The Commission frames the package as regulatory hygiene. Much of the narrative focuses on reducing red tape, rationalising overlapping instruments, and easing burdens on SMEs. Some of this is legitimate. Europe’s regulatory architecture has become dense, sometimes contradictory, and occasionally slow to adapt. But this revision goes far beyond tidying up the edges. It is a strategic pivot.

Two forces sit behind it. One is geopolitical competition. Large US tech companies lobbied aggressively, arguing the AI Act and GDPR were anti-innovation. They were joined by Mario Draghi’s 2024 report, which bluntly warned that European competitiveness was deteriorating under the weight of regulation. The second is internal political pressure. Faced with slow growth and lagging AI capability, officials are increasingly convinced Europe risks falling further behind without regulatory relief.

Yet the backlash is equally strong. More than 120 organisations, including Amnesty International and Noyb, describe the package as the largest rollback of digital rights in EU history. They argue it risks normalising mass data processing without consent, weakening key GDPR principles like data minimisation and accountability, and enabling more intrusive AI practices such as biometric surveillance. These are not fringe voices; they are the same organisations that helped shape the original privacy framework.

The proposals still require parliamentary and member-state approval. That means nothing is final. But the direction of travel is unmistakable. Europe is shifting from a rights-first model to a growth-first model. The question is whether that shift is temporary pragmatism or the start of a permanent rebalancing of European digital governance.

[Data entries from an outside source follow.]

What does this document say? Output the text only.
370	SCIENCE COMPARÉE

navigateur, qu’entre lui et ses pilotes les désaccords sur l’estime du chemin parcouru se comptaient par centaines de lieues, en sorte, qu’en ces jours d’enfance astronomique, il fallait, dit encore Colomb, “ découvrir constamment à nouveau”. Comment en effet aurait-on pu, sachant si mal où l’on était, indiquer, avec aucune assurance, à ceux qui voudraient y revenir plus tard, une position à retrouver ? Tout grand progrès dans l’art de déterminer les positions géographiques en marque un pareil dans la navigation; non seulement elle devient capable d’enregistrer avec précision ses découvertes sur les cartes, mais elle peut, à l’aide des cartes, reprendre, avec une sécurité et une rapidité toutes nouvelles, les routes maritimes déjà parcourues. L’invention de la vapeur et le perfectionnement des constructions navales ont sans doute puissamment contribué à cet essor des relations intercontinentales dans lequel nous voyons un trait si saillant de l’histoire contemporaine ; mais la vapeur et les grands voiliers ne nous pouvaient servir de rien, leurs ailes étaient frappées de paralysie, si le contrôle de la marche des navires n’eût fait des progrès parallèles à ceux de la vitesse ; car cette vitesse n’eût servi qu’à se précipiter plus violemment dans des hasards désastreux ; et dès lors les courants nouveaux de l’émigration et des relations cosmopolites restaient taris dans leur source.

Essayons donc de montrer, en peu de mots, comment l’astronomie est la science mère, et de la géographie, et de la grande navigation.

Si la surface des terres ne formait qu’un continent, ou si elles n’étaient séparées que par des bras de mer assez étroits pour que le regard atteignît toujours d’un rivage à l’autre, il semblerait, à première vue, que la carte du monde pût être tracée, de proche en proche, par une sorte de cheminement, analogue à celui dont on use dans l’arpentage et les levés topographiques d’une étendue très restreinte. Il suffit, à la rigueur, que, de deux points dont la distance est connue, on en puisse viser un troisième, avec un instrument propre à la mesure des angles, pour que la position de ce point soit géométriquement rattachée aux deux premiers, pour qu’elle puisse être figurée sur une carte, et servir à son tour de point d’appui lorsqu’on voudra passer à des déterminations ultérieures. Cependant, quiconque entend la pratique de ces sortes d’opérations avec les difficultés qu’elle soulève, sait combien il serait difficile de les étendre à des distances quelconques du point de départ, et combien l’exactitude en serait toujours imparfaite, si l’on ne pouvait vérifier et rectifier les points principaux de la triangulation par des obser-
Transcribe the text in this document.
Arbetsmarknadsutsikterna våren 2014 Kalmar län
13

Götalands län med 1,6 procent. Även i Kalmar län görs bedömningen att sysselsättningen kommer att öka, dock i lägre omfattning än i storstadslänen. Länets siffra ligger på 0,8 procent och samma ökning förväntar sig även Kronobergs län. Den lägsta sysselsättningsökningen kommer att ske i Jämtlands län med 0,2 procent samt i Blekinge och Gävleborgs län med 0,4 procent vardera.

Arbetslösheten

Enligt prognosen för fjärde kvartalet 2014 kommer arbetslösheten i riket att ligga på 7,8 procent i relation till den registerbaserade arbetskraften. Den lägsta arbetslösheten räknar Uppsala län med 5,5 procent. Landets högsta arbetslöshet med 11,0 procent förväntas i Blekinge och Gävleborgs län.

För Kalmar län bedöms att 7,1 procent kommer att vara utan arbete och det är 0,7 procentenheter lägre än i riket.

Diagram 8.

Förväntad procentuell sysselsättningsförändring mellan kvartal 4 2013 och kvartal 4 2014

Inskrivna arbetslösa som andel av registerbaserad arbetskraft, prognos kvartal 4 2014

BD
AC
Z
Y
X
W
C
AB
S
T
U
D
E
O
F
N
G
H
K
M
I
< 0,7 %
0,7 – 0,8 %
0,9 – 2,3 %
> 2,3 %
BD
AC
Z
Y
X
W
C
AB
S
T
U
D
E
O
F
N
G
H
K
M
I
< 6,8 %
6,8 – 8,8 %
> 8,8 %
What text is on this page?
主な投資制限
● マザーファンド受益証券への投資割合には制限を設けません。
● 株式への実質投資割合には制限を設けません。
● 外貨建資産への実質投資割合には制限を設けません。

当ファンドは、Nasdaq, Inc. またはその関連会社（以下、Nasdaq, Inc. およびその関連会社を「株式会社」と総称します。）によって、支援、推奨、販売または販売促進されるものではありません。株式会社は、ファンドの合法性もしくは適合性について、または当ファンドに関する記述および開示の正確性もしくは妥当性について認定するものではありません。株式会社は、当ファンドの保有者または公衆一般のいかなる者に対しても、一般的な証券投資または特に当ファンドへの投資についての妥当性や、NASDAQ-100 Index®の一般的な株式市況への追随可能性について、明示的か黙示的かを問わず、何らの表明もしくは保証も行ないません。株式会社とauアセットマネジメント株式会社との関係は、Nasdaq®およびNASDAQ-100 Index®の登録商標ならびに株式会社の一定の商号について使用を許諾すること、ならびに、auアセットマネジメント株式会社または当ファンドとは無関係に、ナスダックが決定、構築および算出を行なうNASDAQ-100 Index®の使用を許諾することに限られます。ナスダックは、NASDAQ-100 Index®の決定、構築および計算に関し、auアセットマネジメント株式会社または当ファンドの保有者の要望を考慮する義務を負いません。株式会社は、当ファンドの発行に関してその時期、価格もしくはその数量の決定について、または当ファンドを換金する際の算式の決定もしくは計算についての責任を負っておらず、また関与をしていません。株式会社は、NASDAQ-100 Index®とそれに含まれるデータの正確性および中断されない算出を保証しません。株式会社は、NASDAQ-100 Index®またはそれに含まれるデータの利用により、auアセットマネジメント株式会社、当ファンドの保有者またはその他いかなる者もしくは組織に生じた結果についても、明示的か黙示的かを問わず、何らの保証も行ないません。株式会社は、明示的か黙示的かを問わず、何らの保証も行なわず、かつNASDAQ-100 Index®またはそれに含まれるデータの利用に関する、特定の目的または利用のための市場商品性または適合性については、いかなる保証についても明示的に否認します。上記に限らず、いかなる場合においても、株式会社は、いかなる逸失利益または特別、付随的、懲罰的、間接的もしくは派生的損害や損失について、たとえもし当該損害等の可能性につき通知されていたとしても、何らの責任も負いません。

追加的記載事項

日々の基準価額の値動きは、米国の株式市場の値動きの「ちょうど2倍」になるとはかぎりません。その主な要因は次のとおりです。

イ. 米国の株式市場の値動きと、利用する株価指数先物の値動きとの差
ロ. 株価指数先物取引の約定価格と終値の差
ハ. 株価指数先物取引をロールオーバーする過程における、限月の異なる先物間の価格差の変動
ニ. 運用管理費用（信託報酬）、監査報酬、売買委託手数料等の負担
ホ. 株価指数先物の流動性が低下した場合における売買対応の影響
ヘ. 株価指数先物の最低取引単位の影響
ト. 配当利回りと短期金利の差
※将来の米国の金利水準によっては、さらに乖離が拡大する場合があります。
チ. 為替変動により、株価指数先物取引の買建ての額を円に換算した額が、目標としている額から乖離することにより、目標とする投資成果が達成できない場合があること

The trade-off is now unavoidable. Europe wants to compete in AI and attract investment. But it also built the most protective digital rights regime on the planet. Reconciling those two ambitions was always going to be difficult. The Digital Omnibus package makes clear which side the current Commission believes must give way.

As AI becomes the infrastructure of modern life, this debate will define Europe’s technological identity:

A continent that once set the rules for the world is now deciding how many of them it is willing to keep.